Disappointed but determined, Joseph Topinka had another proposal for the board. Instead of a simple plaque, which he felt would be ignored, how about an educational display telling the life of Judy Baar Topinka, including a permanent display of artifacts from her life.

In August, the township board declined the offer, saying they were going with a plaque. Joseph Topinka responded by penning a narrative for the plaque — a lengthy one, which township trustees rejected at their December meeting.

As the year drew to a close, no decision had been made about the plaque. The board was seeking cost estimates. 

“Brookfield HAZMAT call shuts down trains, traffic for hours,” Oct. 14

It was really something to see a full HAZMAT mobilization. Dozens of vehicles, including a semi-tractor trailer decontamination unit and firefighters descended on Brookfield on Oct. 12 after plastic bags containing an unknown, clear substance fell off a truck while crossing the BNSF tracks on Maple Avenue.

Initial tests on the substance indicated that it might be harmful, which triggered a response that shut down rail traffic for about six hours and closed the street to vehicle traffic in the area for about 11 hours.

Firefighters donned bulky neon orange HAZMAT suit to collect samples and a National Guard team from Peoria finally arrived to test the substance and make a determination.

It was a harmless industrial lubricant. 

“Tattoo helps ID Brookfield graffiti tagger,” Sept. 9

In August, Brookfield police began to receive complaints about graffiti scrawled in pink magic marker near the Congress Park train station.
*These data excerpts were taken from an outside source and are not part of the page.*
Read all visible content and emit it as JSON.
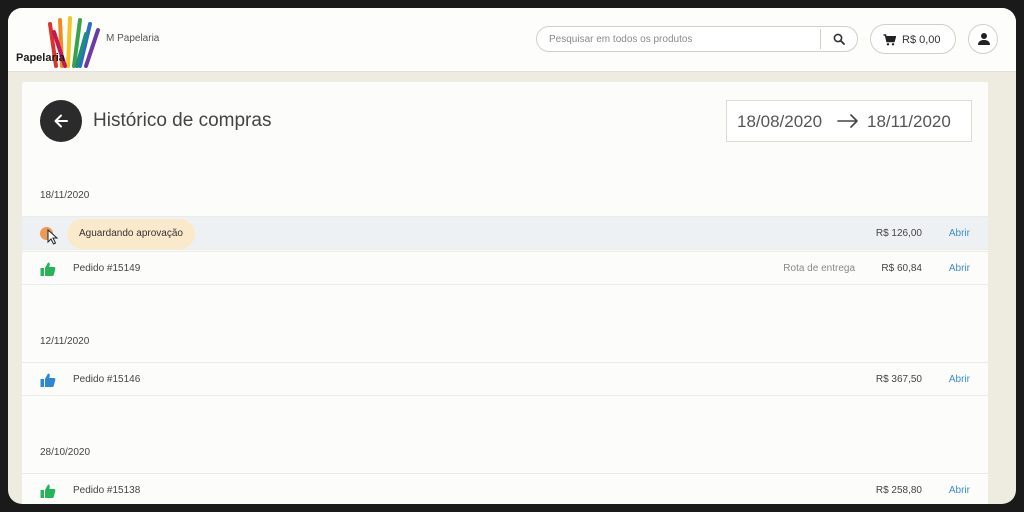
{
  "header": {
    "logo_text": "Papelaria",
    "store_name": "M Papelaria",
    "search_placeholder": "Pesquisar em todos os produtos",
    "cart_total": "R$ 0,00"
  },
  "page": {
    "title": "Histórico de compras",
    "date_from": "18/08/2020",
    "date_to": "18/11/2020"
  },
  "groups": [
    {
      "date": "18/11/2020",
      "rows": [
        {
          "icon": "status-dot",
          "label": "Aguardando aprovação",
          "status": "",
          "value": "R$ 126,00",
          "action": "Abrir",
          "tooltip": true
        },
        {
          "icon": "thumbs-up-green",
          "label": "Pedido #15149",
          "status": "Rota de entrega",
          "value": "R$ 60,84",
          "action": "Abrir"
        }
      ]
    },
    {
      "date": "12/11/2020",
      "rows": [
        {
          "icon": "thumbs-up-blue",
          "label": "Pedido #15146",
          "status": "",
          "value": "R$ 367,50",
          "action": "Abrir"
        }
      ]
    },
    {
      "date": "28/10/2020",
      "rows": [
        {
          "icon": "thumbs-up-green",
          "label": "Pedido #15138",
          "status": "",
          "value": "R$ 258,80",
          "action": "Abrir"
        }
      ]
    }
  ],
  "colors": {
    "thumb_green": "#27b35a",
    "thumb_blue": "#2f86d4",
    "link": "#3b8ed1",
    "pending": "#ec9a55"
  }
}
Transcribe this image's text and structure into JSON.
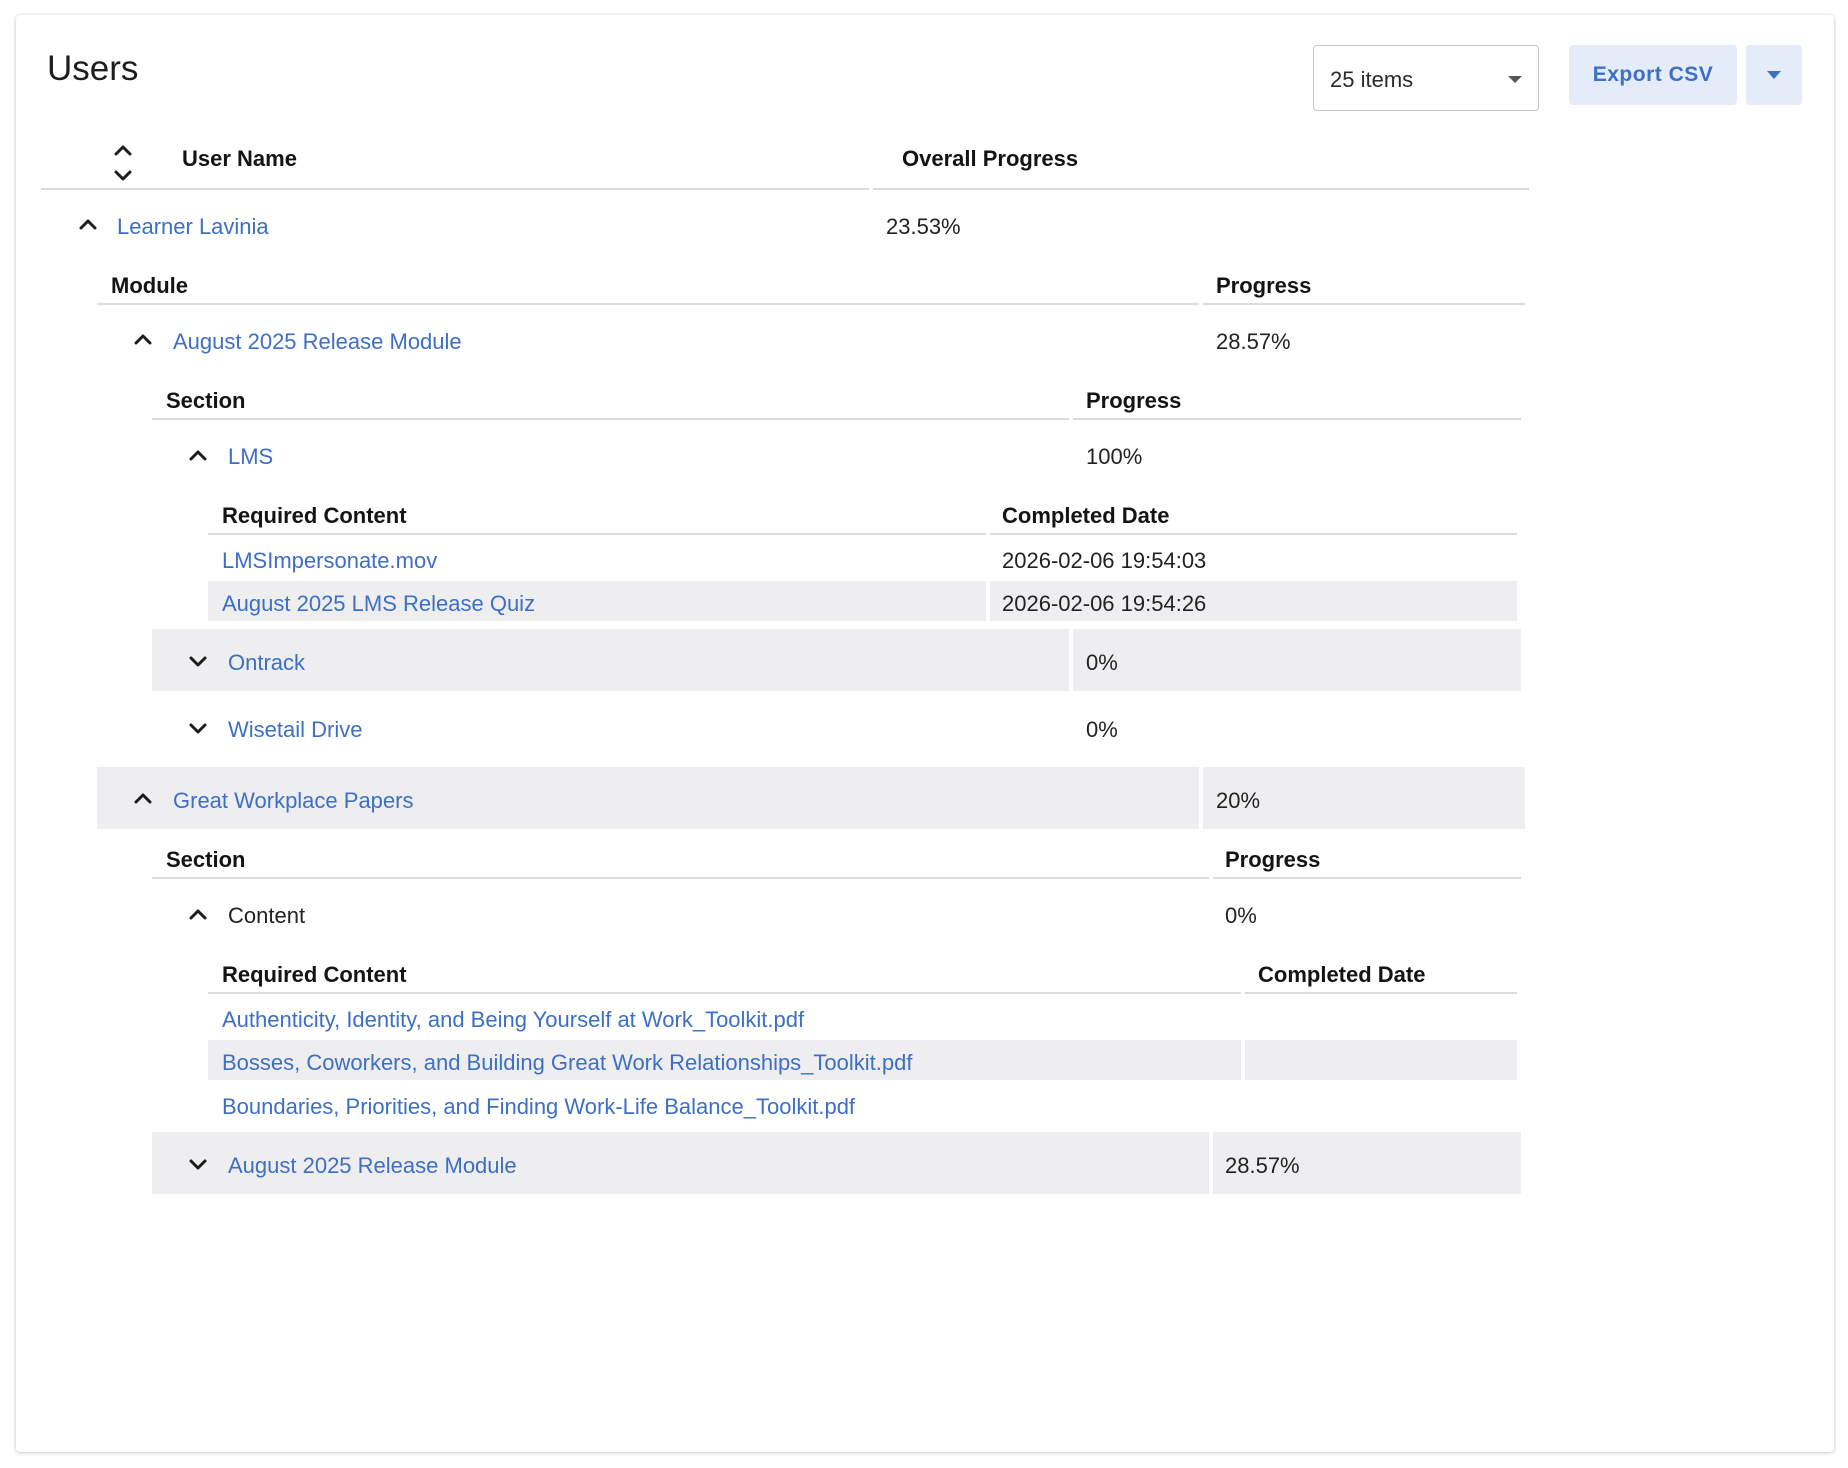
{
  "page": {
    "title": "Users"
  },
  "toolbar": {
    "items_select": "25 items",
    "export_label": "Export CSV"
  },
  "users_table": {
    "col_user": "User Name",
    "col_progress": "Overall Progress"
  },
  "user": {
    "name": "Learner Lavinia",
    "progress": "23.53%"
  },
  "modules_table": {
    "col_module": "Module",
    "col_progress": "Progress"
  },
  "module1": {
    "name": "August 2025 Release Module",
    "progress": "28.57%",
    "sections_header": {
      "col_section": "Section",
      "col_progress": "Progress"
    },
    "section_lms": {
      "name": "LMS",
      "progress": "100%",
      "content_header": {
        "col_content": "Required Content",
        "col_date": "Completed Date"
      },
      "items": [
        {
          "name": "LMSImpersonate.mov",
          "date": "2026-02-06 19:54:03"
        },
        {
          "name": "August 2025 LMS Release Quiz",
          "date": "2026-02-06 19:54:26"
        }
      ]
    },
    "section_ontrack": {
      "name": "Ontrack",
      "progress": "0%"
    },
    "section_wisetail": {
      "name": "Wisetail Drive",
      "progress": "0%"
    }
  },
  "module2": {
    "name": "Great Workplace Papers",
    "progress": "20%",
    "sections_header": {
      "col_section": "Section",
      "col_progress": "Progress"
    },
    "section_content": {
      "name": "Content",
      "progress": "0%",
      "content_header": {
        "col_content": "Required Content",
        "col_date": "Completed Date"
      },
      "items": [
        {
          "name": "Authenticity, Identity, and Being Yourself at Work_Toolkit.pdf",
          "date": ""
        },
        {
          "name": "Bosses, Coworkers, and Building Great Work Relationships_Toolkit.pdf",
          "date": ""
        },
        {
          "name": "Boundaries, Priorities, and Finding Work-Life Balance_Toolkit.pdf",
          "date": ""
        }
      ]
    },
    "section_aug": {
      "name": "August 2025 Release Module",
      "progress": "28.57%"
    }
  },
  "colors": {
    "link": "#3d6fc4",
    "stripe": "#eeeef1",
    "button_bg": "#e3ecf8"
  }
}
For lack of a more descriptive term, police dubbed the cartoon drawings of a dinosaur with large, bare breasts the “booby dino,” and set about finding the culprit.

It took a few weeks, but video surveillance images led police to stop a 25-year-old man near the train station on Sept. 2. He was carrying a pink marker. And on his forearm was a tattoo — of a booby dino.

He was charged with six counts of criminal damage to property.

“Mold-A-Rama to mark 50th year at Brookfield Zoo,” Sept. 9

Sometimes you’d be surprised how much a two-buck piece of molded plastic can resonate.

But when Mold-A-Rama, the Brookfield company responsible for the machines that make the colorful molded plastic animal souvenirs at Brookfield Zoo, announced it was soliciting suggestions for an animal to help mark their 50th anniversary at the zoo, the response was stunning. In fact, it was the most viewed story on the Landmark’s website in 2015.

In October, the folks at Mold-A-Rama opened the voting, and people could select one of five choices — a bison, a peacock, the carousel, the zoo entrance arches or a red panda.

More than 5,000 votes were cast during the month-long online polling period.

On Dec. 16, we called Paul Jones over at Mold-A-Rama for the results of this very important vote.

And the winner is … the bison (3,307 votes), over the peacock by about a 3-to-1 margin.

Buy yours at Brookfield Zoo in 2016.